Bandung- Bomen.id
Gubernur Jawa Barat Dedi Mulyadi melemparkan gagasan baru terkait sistem pembiayaan infrastruktur jalan di Jawa Barat.
Ia berencana menghapus pajak kendaraan bermotor dan menggantinya dengan skema jalan berbayar bagi para pengguna jalan.
Menurut Dedi, sistem tersebut dinilai lebih adil karena masyarakat hanya membayar ketika menggunakan jalan. Sementara warga yang tidak menggunakan fasilitas jalan tidak akan dikenakan biaya.
“Menggunakan jalan baru bayar. Jalan tidak digunakan, tidak usah bayar. Hal ini untuk mewujudkan rasa keadilan,” ujar Dedi melalui akun Instagram pribadinya.
Ia menjelaskan, kebijakan itu merupakan bagian dari visi Pemerintah Provinsi Jawa Barat untuk menghadirkan infrastruktur jalan yang lebih berkualitas.
Jalan provinsi diharapkan menjadi lebih mulus, memiliki drainase memadai, dilengkapi CCTV, penerangan jalan umum, hingga pos pengamanan lengkap dengan mobil derek, ambulans, mobil pemadam kebakaran, dan tim paramedis.
Dedi menilai penerapan jalan berbayar juga dapat mengurangi penggunaan jalan untuk aktivitas yang tidak penting sehingga lalu lintas menjadi lebih nyaman dan tertata.
Meski demikian, mantan Bupati Purwakarta tersebut menegaskan bahwa rencana penghapusan pajak kendaraan bermotor masih sebatas gagasan awal.
Pemerintah Provinsi Jawa Barat saat ini tengah menyiapkan tim kajian yang melibatkan akademisi, pakar, serta berbagai pihak terkait untuk mengkaji kemungkinan penerapan kebijakan tersebut.

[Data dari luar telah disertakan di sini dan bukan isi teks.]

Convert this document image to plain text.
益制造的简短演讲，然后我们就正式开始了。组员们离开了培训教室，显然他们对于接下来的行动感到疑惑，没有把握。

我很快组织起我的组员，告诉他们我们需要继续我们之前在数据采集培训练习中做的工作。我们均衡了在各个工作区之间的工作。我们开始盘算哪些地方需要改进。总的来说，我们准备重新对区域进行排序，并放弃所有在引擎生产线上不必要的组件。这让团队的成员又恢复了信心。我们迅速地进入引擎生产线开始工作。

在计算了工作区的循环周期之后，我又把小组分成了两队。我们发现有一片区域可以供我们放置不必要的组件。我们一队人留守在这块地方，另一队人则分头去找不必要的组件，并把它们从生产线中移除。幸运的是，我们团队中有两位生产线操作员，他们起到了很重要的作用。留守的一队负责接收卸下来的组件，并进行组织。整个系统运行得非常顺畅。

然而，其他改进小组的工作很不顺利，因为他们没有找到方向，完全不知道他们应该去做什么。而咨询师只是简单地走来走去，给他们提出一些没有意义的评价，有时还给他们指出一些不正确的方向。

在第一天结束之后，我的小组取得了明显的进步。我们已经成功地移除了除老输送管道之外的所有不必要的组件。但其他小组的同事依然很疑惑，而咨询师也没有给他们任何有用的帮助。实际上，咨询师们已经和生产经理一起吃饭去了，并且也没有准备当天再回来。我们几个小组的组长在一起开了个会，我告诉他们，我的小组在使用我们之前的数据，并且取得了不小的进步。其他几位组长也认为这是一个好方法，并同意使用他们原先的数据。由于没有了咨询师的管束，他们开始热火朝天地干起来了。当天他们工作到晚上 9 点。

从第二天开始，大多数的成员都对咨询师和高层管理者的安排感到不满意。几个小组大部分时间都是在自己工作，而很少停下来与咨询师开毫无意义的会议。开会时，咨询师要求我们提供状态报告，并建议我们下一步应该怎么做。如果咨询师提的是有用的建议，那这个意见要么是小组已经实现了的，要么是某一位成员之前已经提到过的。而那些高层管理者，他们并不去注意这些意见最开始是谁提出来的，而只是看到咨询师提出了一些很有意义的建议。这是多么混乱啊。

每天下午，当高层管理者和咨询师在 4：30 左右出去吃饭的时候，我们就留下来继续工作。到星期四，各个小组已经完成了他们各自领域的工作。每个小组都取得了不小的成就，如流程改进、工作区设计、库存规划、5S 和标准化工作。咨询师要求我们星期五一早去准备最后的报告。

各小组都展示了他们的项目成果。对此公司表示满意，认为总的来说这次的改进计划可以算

“Ini baru gagasan. Tim kajiannya sudah kami siapkan untuk melakukan telaah bersama para akademisi dan pakar,” katanya.
Wacana tersebut langsung memicu perhatian publik, mengingat pajak kendaraan bermotor selama ini menjadi salah satu sumber pendapatan daerah terbesar di Jawa Barat.
Pemerintah pun diperkirakan akan menghadapi tantangan besar dalam merancang mekanisme jalan berbayar yang efektif dan tetap berpihak kepada masyarakat.